Alternatif yakıtların özelliklede hidrojenin ulaşım araçları ve iş makinalarında yakıt olarak kullanımına yönelik çalışmalar her geçen gün yeni bir aşamaya ulaşıyor. Hidrojen haberleri sitesinde yayınlanan bir haber maden kamyonlarında yeni bir aşamayı ortaya koydu. Hidrojen yakıtlı kamyon, Mayıs ayında Güney Afrika’da Anglo American’a ait Mogalakwena madeninde çalışmaya başladı. 500 ton ağırlığındaki bu maden kamyonu, dünyanın gördüğü en büyükler arasında.
Yakıt hücreli elektrikli kamyona güç sağlamak için gereken elektrik miktarı, yaklaşık 1.500 ABD evine güç sağlamakla eşdeğer. Maden kamyonunun çalışması için saniyede 2 megavat elektrik üretmesi gerekiyor. Bu gücü sağlamak, yerleşik enerji santrali oluşturmak için birkaç yakıt hücresinin birleştirildiği ifade ediliyor. Dünyanın en büyük mobil hidrojen santrali olarak nitelenen projenin başlangıcı 2019 yılına dayanıyor.
Hidrojen yakıtlı kamyon, Mayıs ayında Güney Afrika’da Anglo American’a ait Mogalakwena madeninde çalışmaya başladı. Madencilik şirketi yeni kamyonu için uzaya ve havacılık, enerji alanlarında araştırma ve geliştirme işleri yapan bir mühendislik şirketi ile işbirliği yapıyor. Madencilik şirketinin filosunda tipik madencilik nakliye araçlarından birinin yılda yaklaşık 900.000 litre (yaklaşık 237.755 galon) dizel kullandığını tahmin ediyor. Bu miktar hem çevreye etkileri hemde yakıt maliyeti açısından çok büyük bir kalem oluşturuyor.
First Mode CEO’su Chris Voorhees, Anglo American ortaklığı “maden operasyonunun kendisi olan çok karmaşık bir ortama girmek için bize bir platform ve bir giriş noktası sağladık. Yine de, nakliye araçlarının kendilerinin ne kadar kirliliğe neden olduğu göz önüne alındığında, bunların hidrojenle çalışan alternatiflerle değiştirilmesi, sera gazı yayan fosil yakıt kullanımından H2 gibi sadece üretim yapan seçeneklere geçişte anlamlı bir adım olarak kabul edilebilir ” diyor.

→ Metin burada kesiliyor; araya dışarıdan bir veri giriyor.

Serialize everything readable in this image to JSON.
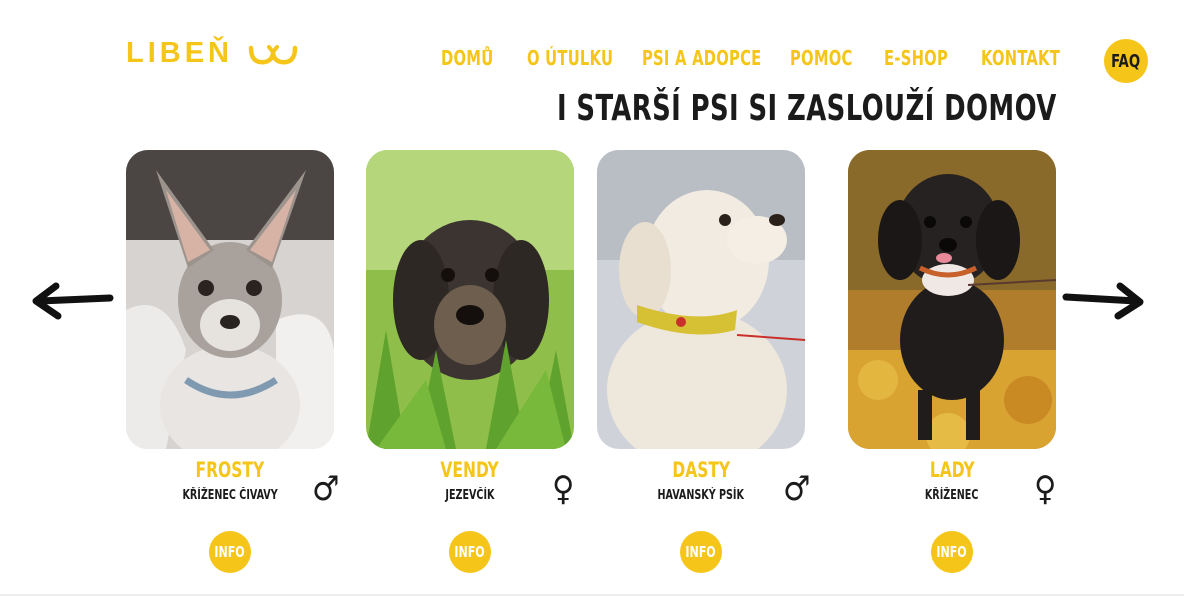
{
  "brand": {
    "logo_text": "LIBEŇ",
    "logo_icon": "cat-whiskers-icon",
    "accent": "#f5c519",
    "dark": "#1b1b1b"
  },
  "nav": {
    "items": [
      {
        "label": "DOMŮ"
      },
      {
        "label": "O ÚTULKU"
      },
      {
        "label": "PSI A ADOPCE"
      },
      {
        "label": "POMOC"
      },
      {
        "label": "E-SHOP"
      },
      {
        "label": "KONTAKT"
      }
    ],
    "faq_label": "FAQ"
  },
  "hero": {
    "title": "I STARŠÍ PSI SI ZASLOUŽÍ DOMOV"
  },
  "carousel": {
    "prev_icon": "arrow-left-icon",
    "next_icon": "arrow-right-icon",
    "dogs": [
      {
        "name": "FROSTY",
        "breed": "KŘÍŽENEC ČIVAVY",
        "gender_symbol": "♂",
        "gender": "male",
        "info_label": "INFO"
      },
      {
        "name": "VENDY",
        "breed": "JEZEVČÍK",
        "gender_symbol": "♀",
        "gender": "female",
        "info_label": "INFO"
      },
      {
        "name": "DASTY",
        "breed": "HAVANSKÝ PSÍK",
        "gender_symbol": "♂",
        "gender": "male",
        "info_label": "INFO"
      },
      {
        "name": "LADY",
        "breed": "KŘÍŽENEC",
        "gender_symbol": "♀",
        "gender": "female",
        "info_label": "INFO"
      }
    ]
  }
}
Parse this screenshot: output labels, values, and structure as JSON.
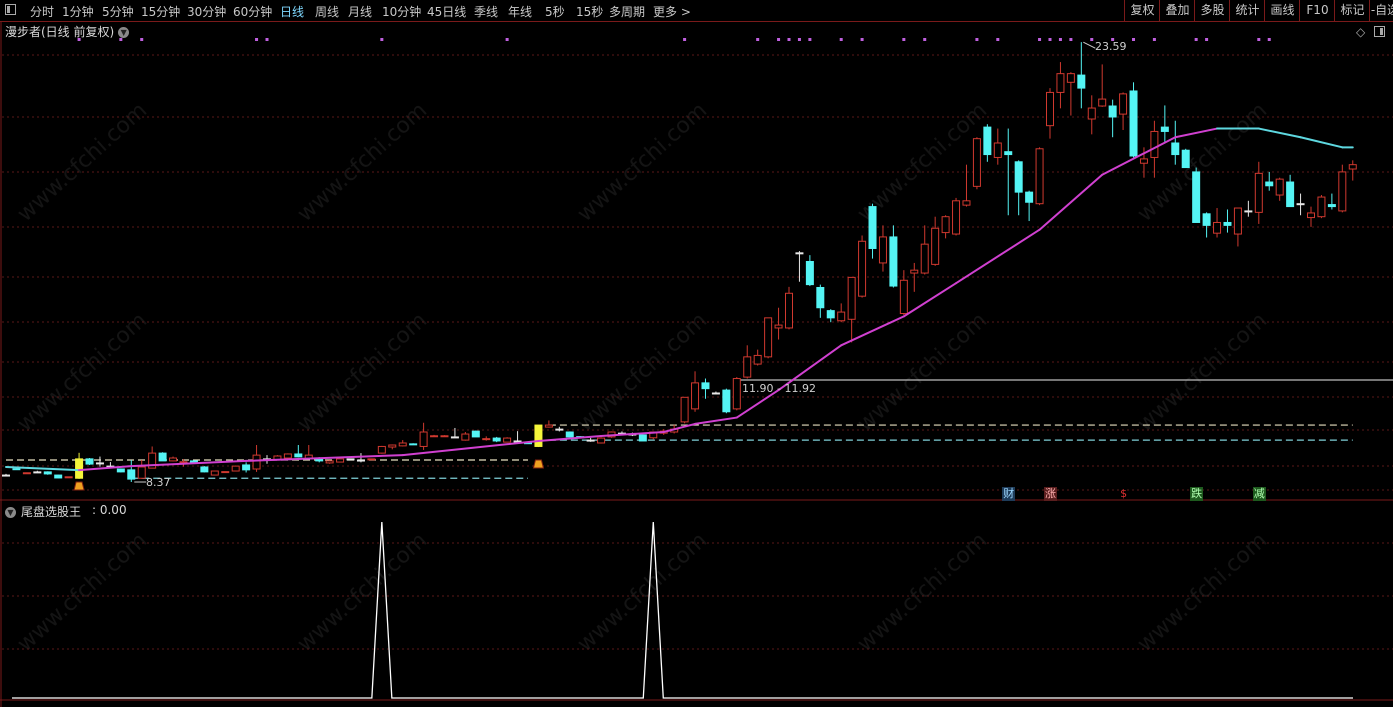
{
  "toolbar": {
    "periods": [
      "分时",
      "1分钟",
      "5分钟",
      "15分钟",
      "30分钟",
      "60分钟",
      "日线",
      "周线",
      "月线",
      "10分钟",
      "45日线",
      "季线",
      "年线",
      "5秒",
      "15秒",
      "多周期",
      "更多 >"
    ],
    "active": "日线",
    "right_buttons": [
      "复权",
      "叠加",
      "多股",
      "统计",
      "画线",
      "F10",
      "标记",
      "-自选"
    ]
  },
  "main_panel": {
    "title": "漫步者(日线 前复权)",
    "high_label": "23.59",
    "low_label": "8.37",
    "range_label": "11.90 - 11.92",
    "signals": [
      {
        "text": "财",
        "bg": "#1e3c5a",
        "color": "#9fd8ff",
        "index": 96
      },
      {
        "text": "涨",
        "bg": "#5a1e1e",
        "color": "#ffb0b0",
        "index": 100
      },
      {
        "text": "$",
        "bg": "transparent",
        "color": "#e03030",
        "index": 107
      },
      {
        "text": "跌",
        "bg": "#1e5a1e",
        "color": "#b0ffb0",
        "index": 114
      },
      {
        "text": "减",
        "bg": "#1e5a1e",
        "color": "#b0ffb0",
        "index": 120
      }
    ]
  },
  "indicator_panel": {
    "name": "尾盘选股王",
    "value": ": 0.00"
  },
  "watermark": "www.cfchi.com",
  "colors": {
    "up": "#d0392f",
    "down": "#54f4f4",
    "doji": "#e8e8e8",
    "highlight": "#f5f53a",
    "ma": "#d040d0",
    "ma_alt": "#5ed8e0",
    "marker": "#c060e0"
  },
  "chart_data": {
    "type": "candlestick",
    "ylim": [
      8.37,
      23.59
    ],
    "highlight_indices": [
      7,
      51
    ],
    "candles_ohlc": [
      [
        8.61,
        8.65,
        8.58,
        8.61
      ],
      [
        8.83,
        8.85,
        8.8,
        8.82
      ],
      [
        8.66,
        8.7,
        8.66,
        8.69
      ],
      [
        8.72,
        8.76,
        8.68,
        8.72
      ],
      [
        8.72,
        8.74,
        8.62,
        8.65
      ],
      [
        8.61,
        8.62,
        8.5,
        8.51
      ],
      [
        8.53,
        8.56,
        8.53,
        8.55
      ],
      [
        8.5,
        9.38,
        8.48,
        9.17
      ],
      [
        9.17,
        9.2,
        8.96,
        8.99
      ],
      [
        9.03,
        9.25,
        8.9,
        9.03
      ],
      [
        8.92,
        9.06,
        8.9,
        8.92
      ],
      [
        8.82,
        8.84,
        8.7,
        8.72
      ],
      [
        8.79,
        9.13,
        8.37,
        8.47
      ],
      [
        8.5,
        9.13,
        8.48,
        8.89
      ],
      [
        8.85,
        9.6,
        8.85,
        9.37
      ],
      [
        9.37,
        9.4,
        9.1,
        9.1
      ],
      [
        9.1,
        9.25,
        9.08,
        9.2
      ],
      [
        9.05,
        9.16,
        8.9,
        9.07
      ],
      [
        9.1,
        9.12,
        9.04,
        9.06
      ],
      [
        8.89,
        8.92,
        8.7,
        8.72
      ],
      [
        8.61,
        8.75,
        8.6,
        8.75
      ],
      [
        8.71,
        8.73,
        8.71,
        8.73
      ],
      [
        8.75,
        8.94,
        8.74,
        8.92
      ],
      [
        8.96,
        9.05,
        8.7,
        8.79
      ],
      [
        8.82,
        9.65,
        8.72,
        9.3
      ],
      [
        9.17,
        9.3,
        9.0,
        9.17
      ],
      [
        9.13,
        9.3,
        9.12,
        9.27
      ],
      [
        9.2,
        9.36,
        9.18,
        9.34
      ],
      [
        9.34,
        9.65,
        9.22,
        9.24
      ],
      [
        9.17,
        9.65,
        9.15,
        9.3
      ],
      [
        9.2,
        9.23,
        9.05,
        9.1
      ],
      [
        9.03,
        9.12,
        9.0,
        9.1
      ],
      [
        9.06,
        9.18,
        9.05,
        9.17
      ],
      [
        9.17,
        9.18,
        9.16,
        9.17
      ],
      [
        9.13,
        9.37,
        9.05,
        9.13
      ],
      [
        9.16,
        9.18,
        9.16,
        9.17
      ],
      [
        9.37,
        9.62,
        9.35,
        9.6
      ],
      [
        9.58,
        9.67,
        9.5,
        9.65
      ],
      [
        9.62,
        9.82,
        9.6,
        9.72
      ],
      [
        9.69,
        9.71,
        9.67,
        9.68
      ],
      [
        9.6,
        10.42,
        9.48,
        10.1
      ],
      [
        9.95,
        10.0,
        9.93,
        9.97
      ],
      [
        9.95,
        9.99,
        9.93,
        9.97
      ],
      [
        9.93,
        10.24,
        9.92,
        9.93
      ],
      [
        9.82,
        10.1,
        9.8,
        10.03
      ],
      [
        10.13,
        10.15,
        9.93,
        9.93
      ],
      [
        9.85,
        9.95,
        9.8,
        9.87
      ],
      [
        9.89,
        9.93,
        9.75,
        9.79
      ],
      [
        9.75,
        9.92,
        9.74,
        9.89
      ],
      [
        9.79,
        10.13,
        9.78,
        9.79
      ],
      [
        9.73,
        9.74,
        9.71,
        9.72
      ],
      [
        9.6,
        10.34,
        9.58,
        10.34
      ],
      [
        10.27,
        10.5,
        10.25,
        10.34
      ],
      [
        10.2,
        10.28,
        10.12,
        10.2
      ],
      [
        10.1,
        10.12,
        9.93,
        9.93
      ],
      [
        9.94,
        9.96,
        9.92,
        9.93
      ],
      [
        9.82,
        9.9,
        9.76,
        9.82
      ],
      [
        9.72,
        9.92,
        9.7,
        9.89
      ],
      [
        9.93,
        10.12,
        9.9,
        10.1
      ],
      [
        10.06,
        10.12,
        9.98,
        10.06
      ],
      [
        10.03,
        10.08,
        9.96,
        10.03
      ],
      [
        10.0,
        10.02,
        9.79,
        9.79
      ],
      [
        9.9,
        10.12,
        9.85,
        10.1
      ],
      [
        10.06,
        10.2,
        10.0,
        10.13
      ],
      [
        10.1,
        10.35,
        10.05,
        10.2
      ],
      [
        10.45,
        11.31,
        10.4,
        11.3
      ],
      [
        10.9,
        12.2,
        10.8,
        11.8
      ],
      [
        11.8,
        11.95,
        11.25,
        11.6
      ],
      [
        11.45,
        11.5,
        11.4,
        11.45
      ],
      [
        11.55,
        11.6,
        10.75,
        10.8
      ],
      [
        10.9,
        12.0,
        10.85,
        11.95
      ],
      [
        12.0,
        13.1,
        11.95,
        12.7
      ],
      [
        12.45,
        12.95,
        12.4,
        12.75
      ],
      [
        12.7,
        14.05,
        12.65,
        14.05
      ],
      [
        13.7,
        14.4,
        13.3,
        13.8
      ],
      [
        13.7,
        15.12,
        13.65,
        14.9
      ],
      [
        16.3,
        16.36,
        15.3,
        16.3
      ],
      [
        16.0,
        16.22,
        15.15,
        15.2
      ],
      [
        15.1,
        15.2,
        14.05,
        14.4
      ],
      [
        14.3,
        14.35,
        13.9,
        14.05
      ],
      [
        13.95,
        14.55,
        13.9,
        14.25
      ],
      [
        14.0,
        15.45,
        13.2,
        15.45
      ],
      [
        14.8,
        16.9,
        14.75,
        16.7
      ],
      [
        17.9,
        18.0,
        16.1,
        16.45
      ],
      [
        15.95,
        17.25,
        15.65,
        16.85
      ],
      [
        16.85,
        17.25,
        15.1,
        15.15
      ],
      [
        14.2,
        15.7,
        14.15,
        15.35
      ],
      [
        15.6,
        15.95,
        14.95,
        15.7
      ],
      [
        15.6,
        17.25,
        15.55,
        16.6
      ],
      [
        15.9,
        17.55,
        15.85,
        17.15
      ],
      [
        17.0,
        17.6,
        16.8,
        17.55
      ],
      [
        16.95,
        18.2,
        16.9,
        18.1
      ],
      [
        17.95,
        19.35,
        17.9,
        18.1
      ],
      [
        18.6,
        20.3,
        18.5,
        20.25
      ],
      [
        20.65,
        20.75,
        19.45,
        19.7
      ],
      [
        19.6,
        20.6,
        19.35,
        20.1
      ],
      [
        19.8,
        20.6,
        17.6,
        19.7
      ],
      [
        19.45,
        19.5,
        17.6,
        18.4
      ],
      [
        18.4,
        18.45,
        17.4,
        18.05
      ],
      [
        18.0,
        19.95,
        17.95,
        19.9
      ],
      [
        20.7,
        22.0,
        20.25,
        21.85
      ],
      [
        21.85,
        22.9,
        21.3,
        22.5
      ],
      [
        22.2,
        22.55,
        21.05,
        22.5
      ],
      [
        22.45,
        23.59,
        21.3,
        22.0
      ],
      [
        20.93,
        21.75,
        20.4,
        21.31
      ],
      [
        21.38,
        22.82,
        21.35,
        21.62
      ],
      [
        21.38,
        21.6,
        20.3,
        21.0
      ],
      [
        21.1,
        21.85,
        20.55,
        21.8
      ],
      [
        21.9,
        22.2,
        19.6,
        19.65
      ],
      [
        19.4,
        19.95,
        18.9,
        19.55
      ],
      [
        19.6,
        20.87,
        18.9,
        20.5
      ],
      [
        20.65,
        21.4,
        20.1,
        20.5
      ],
      [
        20.1,
        20.87,
        19.35,
        19.7
      ],
      [
        19.85,
        19.9,
        19.25,
        19.25
      ],
      [
        19.1,
        19.25,
        17.35,
        17.35
      ],
      [
        17.65,
        17.7,
        16.83,
        17.25
      ],
      [
        16.98,
        17.85,
        16.83,
        17.35
      ],
      [
        17.35,
        17.8,
        17.0,
        17.25
      ],
      [
        16.95,
        17.85,
        16.52,
        17.85
      ],
      [
        17.75,
        18.1,
        17.55,
        17.75
      ],
      [
        17.7,
        19.45,
        17.3,
        19.05
      ],
      [
        18.75,
        19.1,
        18.45,
        18.62
      ],
      [
        18.3,
        18.9,
        18.1,
        18.85
      ],
      [
        18.75,
        19.0,
        17.9,
        17.9
      ],
      [
        18.0,
        18.35,
        17.6,
        18.0
      ],
      [
        17.52,
        17.9,
        17.2,
        17.68
      ],
      [
        17.55,
        18.3,
        17.5,
        18.23
      ],
      [
        17.97,
        18.35,
        17.8,
        17.9
      ],
      [
        17.75,
        19.35,
        17.7,
        19.1
      ],
      [
        19.2,
        19.5,
        18.8,
        19.35
      ]
    ],
    "ma_line": [
      [
        0,
        8.89
      ],
      [
        7,
        8.78
      ],
      [
        12,
        8.92
      ],
      [
        23,
        9.1
      ],
      [
        38,
        9.3
      ],
      [
        51,
        9.79
      ],
      [
        57,
        9.96
      ],
      [
        63,
        10.1
      ],
      [
        66,
        10.38
      ],
      [
        70,
        10.6
      ],
      [
        74,
        11.55
      ],
      [
        80,
        13.1
      ],
      [
        86,
        14.1
      ],
      [
        91,
        15.25
      ],
      [
        99,
        17.1
      ],
      [
        105,
        19.0
      ],
      [
        112,
        20.3
      ],
      [
        116,
        20.6
      ],
      [
        120,
        20.6
      ],
      [
        124,
        20.3
      ],
      [
        128,
        19.95
      ],
      [
        129,
        19.95
      ]
    ],
    "ma_alt_color_ranges": [
      [
        0,
        7
      ],
      [
        116,
        129
      ]
    ],
    "reference_lines": [
      {
        "price": 9.13,
        "from": 0,
        "to": 50,
        "color": "#e8e0c0",
        "style": "dashed"
      },
      {
        "price": 8.5,
        "from": 12,
        "to": 50,
        "color": "#7fd0d8",
        "style": "dashed"
      },
      {
        "price": 10.34,
        "from": 52,
        "to": 129,
        "color": "#e8e0c0",
        "style": "dashed"
      },
      {
        "price": 9.82,
        "from": 52,
        "to": 129,
        "color": "#7fd0d8",
        "style": "dashed"
      },
      {
        "price": 11.9,
        "from": 70,
        "to": 133,
        "color": "#bdbdbd",
        "style": "solid"
      }
    ],
    "top_markers": [
      7,
      11,
      13,
      24,
      25,
      36,
      48,
      65,
      72,
      74,
      75,
      76,
      77,
      80,
      82,
      86,
      88,
      93,
      95,
      99,
      100,
      101,
      102,
      104,
      106,
      108,
      110,
      114,
      115,
      120,
      121
    ],
    "indicator": {
      "ylim": [
        0,
        1
      ],
      "spike_indices": [
        36,
        62
      ]
    }
  }
}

Bununla birlikte, madencilik endüstrisini karbondan arındırmanın sıfır emisyonlu hidrojen yakıtlı nakliye kamyonlarından daha fazlasını gerektirdiğini hatırlamanın önemli olduğunu, bu denemenin dünyanın dört bir yanındaki maden sahalarında madenciliğin gerçekten dönüşmesine izin verecek şekilde başarılı uygulandığını gördüklerini vurguluyor.
Hidrojen yakan kamyonunun özellikle yeşil H2 ile çalışacak şekilde tasarlandığını, çünkü yakıtı üretmenin birkaç yolu olduğunu ve bunların birçoğunun fosil yakıt kullanımına dayandığını vurgulanıyor. Yenilenebilir enerji kullanılarak üretilen yeşil H2’yi s hem üretim süreci hem de aracın kullanımı karbon emisyonu içermiyor.
Ancak hidrojen yakan kamyonunun taleplerinin karşılanmasını sağlamak için sürdürülebilir bir tedarik zinciri oluşturmak gerekiyor. Şirket şu anda bu zorluğu gidermek için çalışıyor.